Jim Sinclair has been writing on gold for decades. He is a gold bull. His latest article is important.
There is a certain extremely important market reality that must be kept in mind as you listen to all the bearish gold predictions.
What is good for the dollar is bad for gold.
This is wrong because it depend what dollar related factors are giving a positive dollar price action.
If the good for the dollar was strong US economic activity, sound balance sheets in the US financial industry and a US consumer ready and credit able to expand, the answer would be yes if these activities were for the long term
That strong dollar would not be good for gold.
However there is only one dollar positive out there. That is the largest currency market on the planet is the dollar vs. euro market in which the so called vigilantes (International Investment Banks) are shorting the euro to infinity. That downward pressure on the euro creates a mirror image of dollar strength but give that strength no greater legs than the euro problem posses.

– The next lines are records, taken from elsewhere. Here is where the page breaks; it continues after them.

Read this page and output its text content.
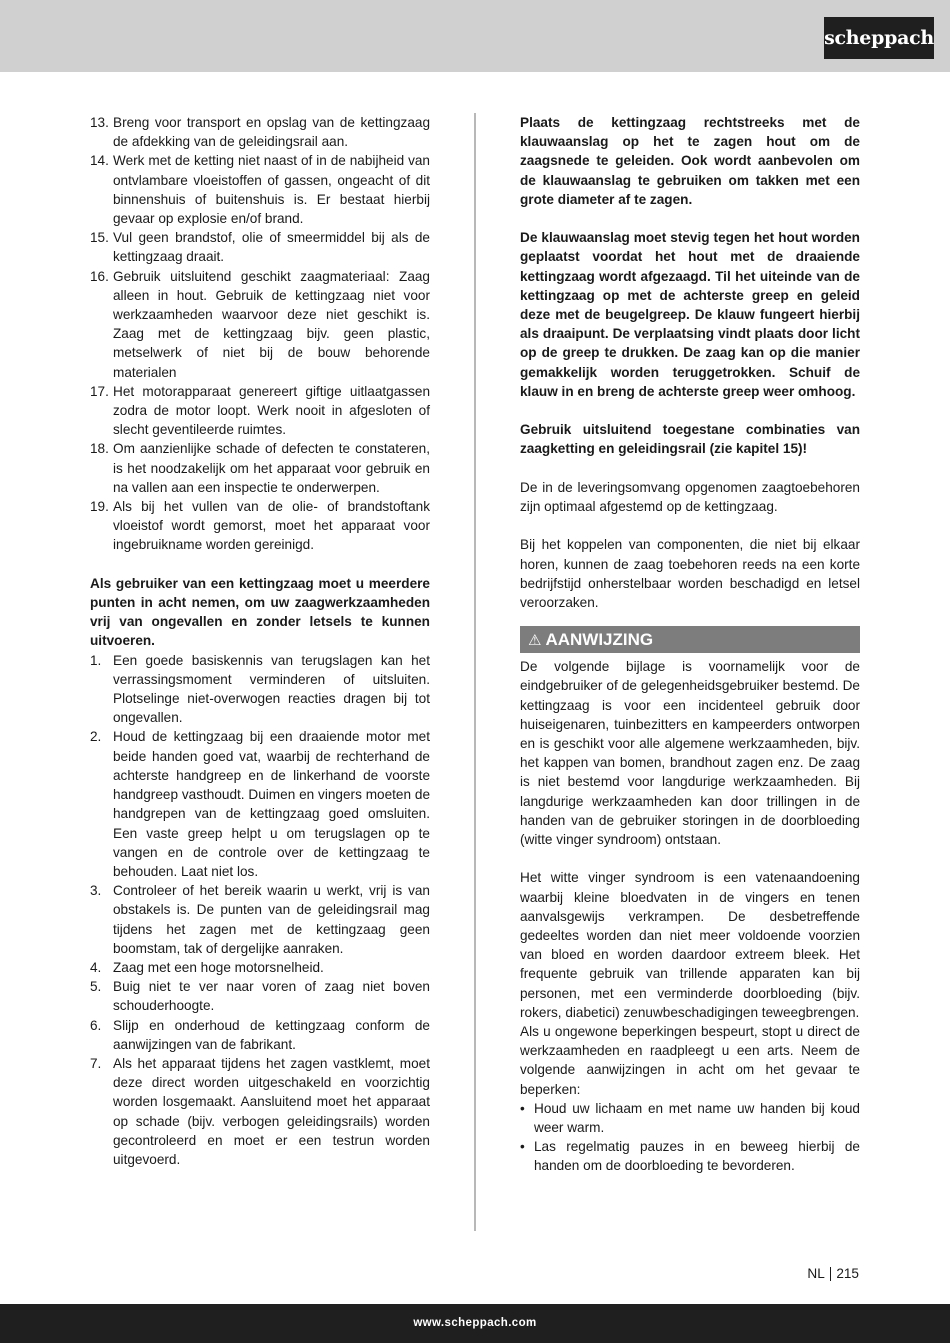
scheppach
13. Breng voor transport en opslag van de kettingzaag de afdekking van de geleidingsrail aan.
14. Werk met de ketting niet naast of in de nabijheid van ontvlambare vloeistoffen of gassen, ongeacht of dit binnenshuis of buitenshuis is. Er bestaat hierbij gevaar op explosie en/of brand.
15. Vul geen brandstof, olie of smeermiddel bij als de kettingzaag draait.
16. Gebruik uitsluitend geschikt zaagmateriaal: Zaag alleen in hout. Gebruik de kettingzaag niet voor werkzaamheden waarvoor deze niet geschikt is. Zaag met de kettingzaag bijv. geen plastic, metselwerk of niet bij de bouw behorende materialen
17. Het motorapparaat genereert giftige uitlaatgassen zodra de motor loopt. Werk nooit in afgesloten of slecht geventileerde ruimtes.
18. Om aanzienlijke schade of defecten te constateren, is het noodzakelijk om het apparaat voor gebruik en na vallen aan een inspectie te onderwerpen.
19. Als bij het vullen van de olie- of brandstoftank vloeistof wordt gemorst, moet het apparaat voor ingebruikname worden gereinigd.

Als gebruiker van een kettingzaag moet u meerdere punten in acht nemen, om uw zaagwerkzaamheden vrij van ongevallen en zonder letsels te kunnen uitvoeren.

1. Een goede basiskennis van terugslagen kan het verrassingsmoment verminderen of uitsluiten. Plotselinge niet-overwogen reacties dragen bij tot ongevallen.
2. Houd de kettingzaag bij een draaiende motor met beide handen goed vat, waarbij de rechterhand de achterste handgreep en de linkerhand de voorste handgreep vasthoudt. Duimen en vingers moeten de handgrepen van de kettingzaag goed omsluiten. Een vaste greep helpt u om terugslagen op te vangen en de controle over de kettingzaag te behouden. Laat niet los.
3. Controleer of het bereik waarin u werkt, vrij is van obstakels is. De punten van de geleidingsrail mag tijdens het zagen met de kettingzaag geen boomstam, tak of dergelijke aanraken.
4. Zaag met een hoge motorsnelheid.
5. Buig niet te ver naar voren of zaag niet boven schouderhoogte.
6. Slijp en onderhoud de kettingzaag conform de aanwijzingen van de fabrikant.
7. Als het apparaat tijdens het zagen vastklemt, moet deze direct worden uitgeschakeld en voorzichtig worden losgemaakt. Aansluitend moet het apparaat op schade (bijv. verbogen geleidingsrails) worden gecontroleerd en moet er een testrun worden uitgevoerd.

Plaats de kettingzaag rechtstreeks met de klauwaanslag op het te zagen hout om de zaagsnede te geleiden. Ook wordt aanbevolen om de klauwaanslag te gebruiken om takken met een grote diameter af te zagen.

De klauwaanslag moet stevig tegen het hout worden geplaatst voordat het hout met de draaiende kettingzaag wordt afgezaagd. Til het uiteinde van de kettingzaag op met de achterste greep en geleid deze met de beugelgreep. De klauw fungeert hierbij als draaipunt. De verplaatsing vindt plaats door licht op de greep te drukken. De zaag kan op die manier gemakkelijk worden teruggetrokken. Schuif de klauw in en breng de achterste greep weer omhoog.

Gebruik uitsluitend toegestane combinaties van zaagketting en geleidingsrail (zie kapitel 15)!

De in de leveringsomvang opgenomen zaagtoebehoren zijn optimaal afgestemd op de kettingzaag.

Bij het koppelen van componenten, die niet bij elkaar horen, kunnen de zaag toebehoren reeds na een korte bedrijfstijd onherstelbaar worden beschadigd en letsel veroorzaken.

⚠ AANWIJZING

De volgende bijlage is voornamelijk voor de eindgebruiker of de gelegenheidsgebruiker bestemd. De kettingzaag is voor een incidenteel gebruik door huiseigenaren, tuinbezitters en kampeerders ontworpen en is geschikt voor alle algemene werkzaamheden, bijv. het kappen van bomen, brandhout zagen enz. De zaag is niet bestemd voor langdurige werkzaamheden. Bij langdurige werkzaamheden kan door trillingen in de handen van de gebruiker storingen in de doorbloeding (witte vinger syndroom) ontstaan.

Het witte vinger syndroom is een vatenaandoening waarbij kleine bloedvaten in de vingers en tenen aanvalsgewijs verkrampen. De desbetreffende gedeeltes worden dan niet meer voldoende voorzien van bloed en worden daardoor extreem bleek. Het frequente gebruik van trillende apparaten kan bij personen, met een verminderde doorbloeding (bijv. rokers, diabetici) zenuwbeschadigingen teweegbrengen.

Als u ongewone beperkingen bespeurt, stopt u direct de werkzaamheden en raadpleegt u een arts. Neem de volgende aanwijzingen in acht om het gevaar te beperken:

• Houd uw lichaam en met name uw handen bij koud weer warm.
• Las regelmatig pauzes in en beweeg hierbij de handen om de doorbloeding te bevorderen.
NL 215
www.scheppach.com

What happens the third weeks post and euro settlement be that a changed euro or no euro.
There will be an end to the euro’s problems one way or another sometime sooner than later as that is the nature of failing euro hopes as today and fruitless euro financial programs as every proposal has been so far.
That process brings you closer to a crisis rather than further away. Even if there was a miracle that saved the euro at today’s price, the soap opera then ends.
Within three weeks from whatever date is the final act in the euro soap opera the US dollar will be the primary focus of the vigilantes via US dollar and long bonds.